ERIC Number: ED393962
Record Type: Non-Journal
Publication Date: 1995
Reference Count: N/A
Watching Race. Television and the Struggle for "Blackness."
Critical debates about black expressive culture and black cultural productions within television are examined as a means of exploring processes by which questions about the American racial order, and blackness itself, are constructed, reproduced, and challenged. The central thread of the argument is that commercial culture operates as both a site of and resource for black cultural politics.

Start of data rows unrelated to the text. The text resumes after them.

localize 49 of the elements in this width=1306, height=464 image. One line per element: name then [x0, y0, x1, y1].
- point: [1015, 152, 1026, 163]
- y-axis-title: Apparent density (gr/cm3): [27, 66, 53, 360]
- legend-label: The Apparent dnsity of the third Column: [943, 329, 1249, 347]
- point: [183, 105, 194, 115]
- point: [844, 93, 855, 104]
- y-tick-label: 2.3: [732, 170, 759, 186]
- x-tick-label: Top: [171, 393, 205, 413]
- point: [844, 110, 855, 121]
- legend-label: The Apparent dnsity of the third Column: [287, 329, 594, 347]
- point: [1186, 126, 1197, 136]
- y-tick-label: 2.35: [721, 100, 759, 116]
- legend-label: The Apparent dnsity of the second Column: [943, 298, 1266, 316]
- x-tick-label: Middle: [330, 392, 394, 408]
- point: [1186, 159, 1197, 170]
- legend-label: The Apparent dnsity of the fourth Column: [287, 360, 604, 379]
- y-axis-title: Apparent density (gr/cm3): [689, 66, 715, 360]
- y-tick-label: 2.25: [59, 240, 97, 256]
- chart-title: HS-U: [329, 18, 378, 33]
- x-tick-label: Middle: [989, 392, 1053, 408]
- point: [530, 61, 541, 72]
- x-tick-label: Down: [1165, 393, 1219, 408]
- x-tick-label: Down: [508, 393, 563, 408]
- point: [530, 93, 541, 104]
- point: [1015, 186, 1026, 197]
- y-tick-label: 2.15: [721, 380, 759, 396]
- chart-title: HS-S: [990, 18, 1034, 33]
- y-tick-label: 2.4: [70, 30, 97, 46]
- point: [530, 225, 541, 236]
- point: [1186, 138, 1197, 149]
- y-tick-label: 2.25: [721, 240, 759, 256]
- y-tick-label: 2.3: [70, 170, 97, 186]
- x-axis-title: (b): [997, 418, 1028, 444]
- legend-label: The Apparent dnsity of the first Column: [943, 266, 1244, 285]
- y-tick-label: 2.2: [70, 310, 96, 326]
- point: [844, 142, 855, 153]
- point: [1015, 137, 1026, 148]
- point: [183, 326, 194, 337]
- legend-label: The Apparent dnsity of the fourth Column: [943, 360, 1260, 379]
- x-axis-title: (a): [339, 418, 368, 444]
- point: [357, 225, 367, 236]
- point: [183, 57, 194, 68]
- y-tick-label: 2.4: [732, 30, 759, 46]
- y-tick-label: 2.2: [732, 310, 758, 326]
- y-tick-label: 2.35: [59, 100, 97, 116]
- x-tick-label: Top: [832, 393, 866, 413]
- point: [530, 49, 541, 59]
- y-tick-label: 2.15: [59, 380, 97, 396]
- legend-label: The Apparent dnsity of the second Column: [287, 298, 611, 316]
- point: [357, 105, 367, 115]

It is also argued that cultural matters are also about politics and power, and struggle and transformation. These points are introduced in chapter 1. Chapters 2 and 3 map various social, moral, and political claims on blackness in the 1980s (during Reagan's administration) and the political projects to which these claims were put. The social, institutional, and historical contexts in which representations of blackness in television have been framed and located are the focus of chapters 4 and 5. Chapter 5, and the remainder of the book, focusing on particular television series (e.g., Frank's Place, In Living Color), must be read in relation to the debates detailed in earlier chapters. Past and future representations of blacks on television are part of an ongoing dialogue within and across social locations and positions within and outside black communities. (Contains 304 references.) (SLD)
Descriptors: Black Culture, Black Studies, Blacks, Imagery, Mass Media Role, Political Influences, Popular Culture, Programming (Broadcast), Racial Attitudes, Racial Identification, Social Change, Stereotypes, Television, United States History
University of Minnesota Press, 11 Third Avenue South, Suite 290, Minneapolis, MN 55401-2520.